Quilt Display / August 22, 2018 / Babette.
As we get into November even Indian summer is becoming a distant memory. Now with the last leaves falling off the trees the weather turning sharply colder and the holidays approaching the emphasis seems to be on comfort. Indeed this is the time when people retreat to the comfort of their homes and enjoy meals and snacks that feature "comfort foods." It`s also the season when millions once again retrieve their comforters from quilt racks and keep them on their beds or their favorite easy chairs.
Many people want a quilt rack for their home. This is often because they have a quilt gathering dust in the closet. They want to display them but know that quilts cannot withstand the wear and tear that takes place in a typical household. A quilt rack is an excellent way to show off a quilt in a safe way. If you are thinking about purchasing one you should seriously consider buying it online. Using a web retailer offers much more selection that would not be available in a normal store.
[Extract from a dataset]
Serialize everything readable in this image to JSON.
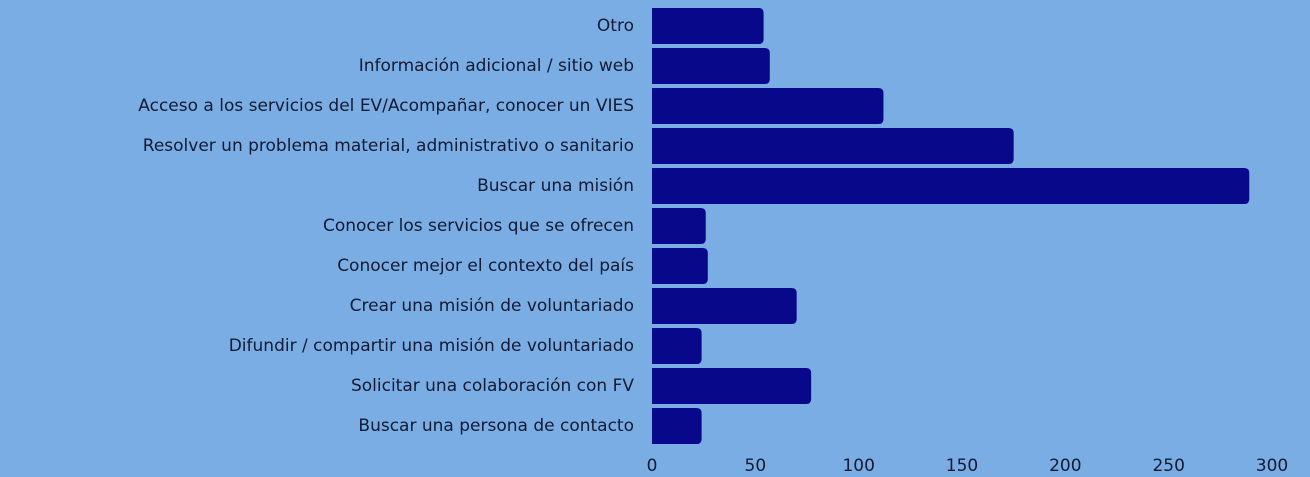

Fortunately the definition of African American quilting became broader in the 1980s ironically enough because of the pioneering work of such women as Dr. Mazloomi herself along with a number of her contemporaries. The first African American quilting guild was formed as a result of an advertisement placed by Mazloomi in a magazine; nine women responded. Today the Women of Color Quilter`s Network has approximately 1700 members some of whom are accomplished artists speakers and authors themselves. Similar guilds have since been formed.
Mazloomi discusses how initially the work of African American quilters was largely ignored by the traditional quilting community as it did not conform to traditional commonly-held practices and beliefs surrounding quilting. Quilts created by African American quilters had naturally been influenced by the African culture from which the quilters and their ancestors had come. Even in the quilts of today the use of bold strong vibrant color can be seen in the quilts of their black creators.